Excerpt from Richard Rohr’s Daily Meditations
Center for Action and Contemplation October 15, 2022
The Eighth Core Principle of the CAC: We do not think ourselves into a new way of living; we live ourselves into a new way of thinking. This final principle is a fruit of Richard’s decades of companioning with others on the spiritual journey. He writes:
The form of learning which most changes people in lasting ways has to touch them at a broader and deeper level than the thinking mind. The Dalai Lama said it well: “An open heart is an open mind. A change of heart is a change of mind.” This is the urgently needed work of mature spirituality and the vision of our work here at the Center. This probably seems strange coming from someone who writes and talks as much as I have, but it is actually my experience as a teacher that has led me to this conclusion.
Many folks over the years, even very good-willed people, have read and listened to my presentations of the gospel, yet have actually done very little in terms of lifestyle changes, economic or political rearrangements, or church reform. My preaching has remained in the realm of “good ideas.” After all, isn’t that what many think church is all about—attending services and believing ideas to be true or false? For most of us, if we’re honest, our lives rarely make space for any new practices or changed patterns or habits to emerge. In contrast, transformative education does not ask us to believe or disbelieve any doctrines or dogmas. It says, “Try this!” Then we will know something to be true or false for ourselves.

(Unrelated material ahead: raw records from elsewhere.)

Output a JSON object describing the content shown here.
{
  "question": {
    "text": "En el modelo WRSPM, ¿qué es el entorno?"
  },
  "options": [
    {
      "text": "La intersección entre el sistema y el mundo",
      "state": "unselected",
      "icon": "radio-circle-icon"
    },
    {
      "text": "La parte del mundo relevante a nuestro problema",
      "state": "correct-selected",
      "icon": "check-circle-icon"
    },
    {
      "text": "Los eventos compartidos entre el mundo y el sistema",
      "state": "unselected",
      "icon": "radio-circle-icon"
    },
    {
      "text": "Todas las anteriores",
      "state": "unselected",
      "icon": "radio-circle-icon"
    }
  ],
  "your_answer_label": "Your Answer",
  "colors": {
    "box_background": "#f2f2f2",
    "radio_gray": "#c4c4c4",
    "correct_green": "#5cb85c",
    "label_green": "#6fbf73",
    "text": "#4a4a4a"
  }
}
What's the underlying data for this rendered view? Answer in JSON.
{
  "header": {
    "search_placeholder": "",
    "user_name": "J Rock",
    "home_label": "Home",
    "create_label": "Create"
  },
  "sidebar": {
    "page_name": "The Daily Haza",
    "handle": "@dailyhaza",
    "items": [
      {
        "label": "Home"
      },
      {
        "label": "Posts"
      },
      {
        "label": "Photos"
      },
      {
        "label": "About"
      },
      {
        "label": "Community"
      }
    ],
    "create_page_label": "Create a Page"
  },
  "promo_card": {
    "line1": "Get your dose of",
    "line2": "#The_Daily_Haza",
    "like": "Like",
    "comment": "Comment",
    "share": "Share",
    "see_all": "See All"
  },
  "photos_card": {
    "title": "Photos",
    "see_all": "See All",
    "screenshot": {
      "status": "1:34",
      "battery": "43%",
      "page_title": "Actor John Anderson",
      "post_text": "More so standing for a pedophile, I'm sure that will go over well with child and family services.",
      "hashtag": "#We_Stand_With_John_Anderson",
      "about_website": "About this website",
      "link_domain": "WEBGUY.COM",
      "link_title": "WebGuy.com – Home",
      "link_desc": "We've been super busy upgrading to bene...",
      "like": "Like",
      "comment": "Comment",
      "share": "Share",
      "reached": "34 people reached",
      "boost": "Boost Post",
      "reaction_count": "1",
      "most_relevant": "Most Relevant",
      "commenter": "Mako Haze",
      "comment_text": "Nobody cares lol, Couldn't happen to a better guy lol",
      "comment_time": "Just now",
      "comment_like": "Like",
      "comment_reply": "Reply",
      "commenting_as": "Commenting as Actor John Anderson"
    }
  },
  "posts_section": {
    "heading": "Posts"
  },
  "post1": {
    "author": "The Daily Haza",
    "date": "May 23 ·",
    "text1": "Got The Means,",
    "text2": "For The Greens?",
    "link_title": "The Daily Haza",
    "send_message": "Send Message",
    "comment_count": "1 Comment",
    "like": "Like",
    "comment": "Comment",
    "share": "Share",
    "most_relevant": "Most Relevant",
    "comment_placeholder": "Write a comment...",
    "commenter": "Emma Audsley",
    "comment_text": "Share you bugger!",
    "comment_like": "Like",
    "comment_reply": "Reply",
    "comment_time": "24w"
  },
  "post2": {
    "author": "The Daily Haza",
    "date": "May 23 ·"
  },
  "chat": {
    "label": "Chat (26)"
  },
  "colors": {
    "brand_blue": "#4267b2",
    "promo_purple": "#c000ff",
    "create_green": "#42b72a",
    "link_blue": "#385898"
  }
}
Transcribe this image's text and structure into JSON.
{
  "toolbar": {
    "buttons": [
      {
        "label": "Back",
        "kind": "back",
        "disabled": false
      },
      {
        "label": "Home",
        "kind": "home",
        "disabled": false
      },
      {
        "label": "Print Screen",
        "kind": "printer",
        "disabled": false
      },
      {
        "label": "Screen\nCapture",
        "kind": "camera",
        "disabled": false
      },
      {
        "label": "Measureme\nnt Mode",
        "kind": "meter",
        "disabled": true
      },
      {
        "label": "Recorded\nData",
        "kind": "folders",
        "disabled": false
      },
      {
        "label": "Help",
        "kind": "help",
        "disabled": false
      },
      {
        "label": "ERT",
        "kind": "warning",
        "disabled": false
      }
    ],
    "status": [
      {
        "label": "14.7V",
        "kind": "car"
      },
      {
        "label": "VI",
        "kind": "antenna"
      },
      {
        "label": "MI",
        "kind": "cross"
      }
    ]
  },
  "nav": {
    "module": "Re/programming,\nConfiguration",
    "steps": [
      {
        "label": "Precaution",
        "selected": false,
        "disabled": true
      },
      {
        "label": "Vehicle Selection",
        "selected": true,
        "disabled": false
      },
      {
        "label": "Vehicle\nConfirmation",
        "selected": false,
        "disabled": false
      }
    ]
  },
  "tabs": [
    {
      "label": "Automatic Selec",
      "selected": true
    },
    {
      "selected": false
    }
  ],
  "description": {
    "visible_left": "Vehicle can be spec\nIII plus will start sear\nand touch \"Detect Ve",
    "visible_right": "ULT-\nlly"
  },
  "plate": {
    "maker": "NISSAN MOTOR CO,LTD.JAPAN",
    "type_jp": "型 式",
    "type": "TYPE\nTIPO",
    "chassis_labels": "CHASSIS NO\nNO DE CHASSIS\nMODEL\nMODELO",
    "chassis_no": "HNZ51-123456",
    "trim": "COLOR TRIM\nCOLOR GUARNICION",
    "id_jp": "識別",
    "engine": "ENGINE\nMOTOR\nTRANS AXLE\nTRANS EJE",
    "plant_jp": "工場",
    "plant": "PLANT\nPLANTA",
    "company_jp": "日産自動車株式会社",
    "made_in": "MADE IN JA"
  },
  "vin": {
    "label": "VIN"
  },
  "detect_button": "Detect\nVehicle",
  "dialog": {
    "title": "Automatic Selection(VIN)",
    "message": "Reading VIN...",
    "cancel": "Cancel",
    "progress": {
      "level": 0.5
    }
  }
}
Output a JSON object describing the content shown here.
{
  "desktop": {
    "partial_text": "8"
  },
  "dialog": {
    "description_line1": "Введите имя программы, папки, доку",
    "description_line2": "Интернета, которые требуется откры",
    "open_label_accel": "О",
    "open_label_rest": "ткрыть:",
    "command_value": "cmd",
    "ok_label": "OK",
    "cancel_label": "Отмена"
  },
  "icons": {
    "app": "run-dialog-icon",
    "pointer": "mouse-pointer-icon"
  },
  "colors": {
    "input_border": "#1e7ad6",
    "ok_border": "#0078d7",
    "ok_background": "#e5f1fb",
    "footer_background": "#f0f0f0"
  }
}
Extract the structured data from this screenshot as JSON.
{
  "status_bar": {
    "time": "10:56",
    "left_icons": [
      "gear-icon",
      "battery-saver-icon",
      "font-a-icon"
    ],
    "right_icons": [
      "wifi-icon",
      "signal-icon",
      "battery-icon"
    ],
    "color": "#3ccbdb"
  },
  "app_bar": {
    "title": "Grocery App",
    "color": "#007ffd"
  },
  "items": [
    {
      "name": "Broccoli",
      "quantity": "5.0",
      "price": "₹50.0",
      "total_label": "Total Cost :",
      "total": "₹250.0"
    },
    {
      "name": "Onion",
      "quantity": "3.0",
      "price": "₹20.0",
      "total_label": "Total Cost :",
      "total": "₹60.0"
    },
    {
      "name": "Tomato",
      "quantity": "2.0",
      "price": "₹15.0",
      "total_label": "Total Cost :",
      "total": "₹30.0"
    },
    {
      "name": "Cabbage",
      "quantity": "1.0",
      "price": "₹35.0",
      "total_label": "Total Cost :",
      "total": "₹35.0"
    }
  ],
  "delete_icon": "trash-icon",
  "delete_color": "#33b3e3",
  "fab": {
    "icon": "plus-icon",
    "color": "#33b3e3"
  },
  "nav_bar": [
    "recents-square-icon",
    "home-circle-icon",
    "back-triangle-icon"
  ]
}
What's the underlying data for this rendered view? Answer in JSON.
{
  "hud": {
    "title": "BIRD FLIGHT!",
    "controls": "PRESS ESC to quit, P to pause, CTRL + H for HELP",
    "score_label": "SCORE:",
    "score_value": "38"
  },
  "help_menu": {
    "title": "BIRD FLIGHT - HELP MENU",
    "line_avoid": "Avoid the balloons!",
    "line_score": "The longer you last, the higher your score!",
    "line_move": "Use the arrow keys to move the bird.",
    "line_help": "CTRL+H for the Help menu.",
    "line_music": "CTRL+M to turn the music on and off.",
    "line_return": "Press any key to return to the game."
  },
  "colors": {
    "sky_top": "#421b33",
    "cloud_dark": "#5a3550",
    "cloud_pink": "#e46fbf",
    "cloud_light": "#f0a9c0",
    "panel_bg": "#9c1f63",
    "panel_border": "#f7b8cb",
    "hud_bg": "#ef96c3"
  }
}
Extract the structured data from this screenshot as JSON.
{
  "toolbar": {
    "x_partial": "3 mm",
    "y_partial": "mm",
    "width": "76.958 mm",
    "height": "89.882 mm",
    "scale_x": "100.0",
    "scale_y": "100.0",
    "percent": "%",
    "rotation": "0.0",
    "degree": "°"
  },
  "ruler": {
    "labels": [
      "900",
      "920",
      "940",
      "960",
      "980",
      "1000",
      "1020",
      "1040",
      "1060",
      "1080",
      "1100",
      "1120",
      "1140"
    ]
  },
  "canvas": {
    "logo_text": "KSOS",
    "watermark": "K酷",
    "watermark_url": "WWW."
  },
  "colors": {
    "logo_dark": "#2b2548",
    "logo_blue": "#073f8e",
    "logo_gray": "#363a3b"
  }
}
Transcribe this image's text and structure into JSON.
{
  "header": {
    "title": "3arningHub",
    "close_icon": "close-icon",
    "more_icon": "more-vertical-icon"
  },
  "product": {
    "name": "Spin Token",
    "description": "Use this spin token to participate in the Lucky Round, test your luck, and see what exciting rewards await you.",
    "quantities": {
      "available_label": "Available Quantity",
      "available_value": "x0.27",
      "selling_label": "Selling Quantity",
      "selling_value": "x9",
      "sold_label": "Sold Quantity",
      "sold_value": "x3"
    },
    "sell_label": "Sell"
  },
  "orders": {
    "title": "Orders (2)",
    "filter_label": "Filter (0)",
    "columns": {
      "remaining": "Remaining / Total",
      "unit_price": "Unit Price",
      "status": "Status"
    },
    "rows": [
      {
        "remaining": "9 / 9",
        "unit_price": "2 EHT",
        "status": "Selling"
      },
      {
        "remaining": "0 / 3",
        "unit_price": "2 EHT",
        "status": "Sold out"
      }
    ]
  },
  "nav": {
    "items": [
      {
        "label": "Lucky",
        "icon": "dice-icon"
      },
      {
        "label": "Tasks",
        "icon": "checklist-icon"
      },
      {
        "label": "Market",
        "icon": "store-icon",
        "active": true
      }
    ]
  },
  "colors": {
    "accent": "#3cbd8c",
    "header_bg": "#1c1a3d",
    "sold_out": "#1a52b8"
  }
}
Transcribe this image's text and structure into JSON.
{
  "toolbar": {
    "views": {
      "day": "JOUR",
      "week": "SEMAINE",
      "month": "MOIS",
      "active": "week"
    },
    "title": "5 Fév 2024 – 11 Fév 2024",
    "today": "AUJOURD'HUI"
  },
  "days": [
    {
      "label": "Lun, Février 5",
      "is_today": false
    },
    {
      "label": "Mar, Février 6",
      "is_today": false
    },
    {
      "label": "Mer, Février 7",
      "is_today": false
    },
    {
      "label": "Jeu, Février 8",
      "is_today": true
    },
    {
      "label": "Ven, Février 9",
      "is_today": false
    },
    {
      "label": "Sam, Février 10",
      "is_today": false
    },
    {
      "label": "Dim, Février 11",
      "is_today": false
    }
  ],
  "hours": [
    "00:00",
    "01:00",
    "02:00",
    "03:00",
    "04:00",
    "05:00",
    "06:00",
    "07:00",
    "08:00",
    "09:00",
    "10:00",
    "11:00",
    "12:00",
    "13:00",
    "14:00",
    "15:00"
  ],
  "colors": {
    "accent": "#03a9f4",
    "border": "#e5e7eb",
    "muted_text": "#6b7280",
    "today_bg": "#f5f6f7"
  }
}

Here at the CAC we will continue to say: Try this, go here, change sides, move outside your comfort zone, make new friendships with people of a different race or class, let go of your usual role and attractive self-image, walk, pedal, or roll instead of drive, skip the tourist visits and spend time in local neighborhoods, go to the jail or to the border, help at a food pantry or literacy center, attend another church for a while, and so on. Then we can live ourselves into new ways of thinking, and we will wonder how we could have ever thought in any other way! Before new experience, new thinking is difficult and dangerous. Afterward, new thinking is natural and even necessary.